Chi decide di ristrutturare casa e rifare il bagno, spesso, opta per la doccia walk-in. Di cosa si tratta esattamente? Di sicuro è una scelta estetica importante ma anche dal punto di vista funzionale può trasformare completamente l’esperienza dell’igiene personale. Questa struttura, infatti, ti consente di entrare nella zona doccia non aprendo delle ante ma camminando in un vano separato dal bagno. Come se fosse un’area a parte, una piccola area di relax della stanza.
Forse hai avuto modo di usare e godere di una doccia walk-in durante il soggiorno in hotel. O forse l’hai notata su una rivista di design. In realtà, questa soluzione può essere adottata anche a casa tua. Certo, non tutti possono approfittare di questa commodity, ci vogliono dei requisiti. Ma è anche vero che la disponibilità di soluzioni in termini di cabine docce è ampia. Quindi, possiamo ragionare su misure e modelli. Nel frattempo, ecco qualche informazione in più.
Cos’è una doccia walk-in: definizione
Con il termine in questione intendiamo un tipo di doccia che non presenta un box con delle porte a scorrimento o pieghevoli. Al posto di questa struttura, il modello walk-in si delinea come uno spazio (una cabina) in cui non si trova né piatto rialzato, né porte. Tutto è molto lineare e semplice da usare.
Si chiama così perché ci entri camminando, senza barriere architettoniche. Gli elementi strutturali sono semplici: di solito questi modelli hanno solo un pannello di vetro fisso come schermatura, oppure sono delle soluzioni completamente aperte anche se quest’opzione è rivolta agli open space.
Come è fatta questa tipologia di doccia?
Il piatto doccia di un modello walk-in è allo stesso livello del resto del bagno, in realtà l’effetto ottico ti fa credere questo ma c’è un minimo di dislivello per evitare di allagare la stanza. Di solito, la doccia walk-in ha una parete muraria che fa da perimetro e una di vetro o cristallo che permette di creare una cabina.
Per fare in modo che questa struttura funzioni c’è bisogno di spazio, non è la condizione ideale per i bagni piccoli perché ti ritroveresti con schizzi d’acqua e ristagni ovunque. La pendenza del pavimento dev’essere studiata bene – troppa fa apparire il pavimento storto, poca non fa scendere l’acqua.
Ancora un punto da approfondire: il sistema di scarico dev’essere adeguato.

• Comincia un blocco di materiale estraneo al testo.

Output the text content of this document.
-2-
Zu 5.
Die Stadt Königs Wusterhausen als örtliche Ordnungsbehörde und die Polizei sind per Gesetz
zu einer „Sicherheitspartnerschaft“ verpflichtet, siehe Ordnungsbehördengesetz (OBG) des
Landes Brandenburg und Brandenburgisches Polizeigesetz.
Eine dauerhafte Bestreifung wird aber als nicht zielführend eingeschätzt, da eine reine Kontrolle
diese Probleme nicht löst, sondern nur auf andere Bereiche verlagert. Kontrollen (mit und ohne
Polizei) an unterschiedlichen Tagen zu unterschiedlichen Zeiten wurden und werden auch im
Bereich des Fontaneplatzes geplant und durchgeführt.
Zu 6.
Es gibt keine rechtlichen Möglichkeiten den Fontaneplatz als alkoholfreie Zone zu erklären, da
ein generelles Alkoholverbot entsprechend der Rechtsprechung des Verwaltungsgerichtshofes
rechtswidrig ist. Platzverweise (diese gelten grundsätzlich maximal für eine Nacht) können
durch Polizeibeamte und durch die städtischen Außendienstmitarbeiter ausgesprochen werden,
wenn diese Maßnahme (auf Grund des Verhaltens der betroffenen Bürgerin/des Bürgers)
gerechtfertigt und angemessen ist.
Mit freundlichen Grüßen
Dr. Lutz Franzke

Nello specifico, dato che non hai bordi rialzati a contenere l’acqua, questo meccanismo dev’essere super efficiente: spesso è lineare, quindi prevede una griglia posizionata verso il fondo della doccia per drenare meglio l’acqua.
Quale soffione utilizzare per la doccia walk-in
I modelli a cabina – quindi con due pareti ricoperte da piastrelle, una sezione con vetro temprato o cristallo e una quarta aperta – possono essere serviti da soffioni di diverso tipo. Molti preferiscono quello largo, in stile pioggia tropicale. Perché è una soluzione che concentra l’acqua verso il basso riducendo gli schizzi laterali. E dà un effetto super rilassante alla doccia. Sembra assurdo ma questo getto è ideale per scaricare la tensione di una giornata in ufficio.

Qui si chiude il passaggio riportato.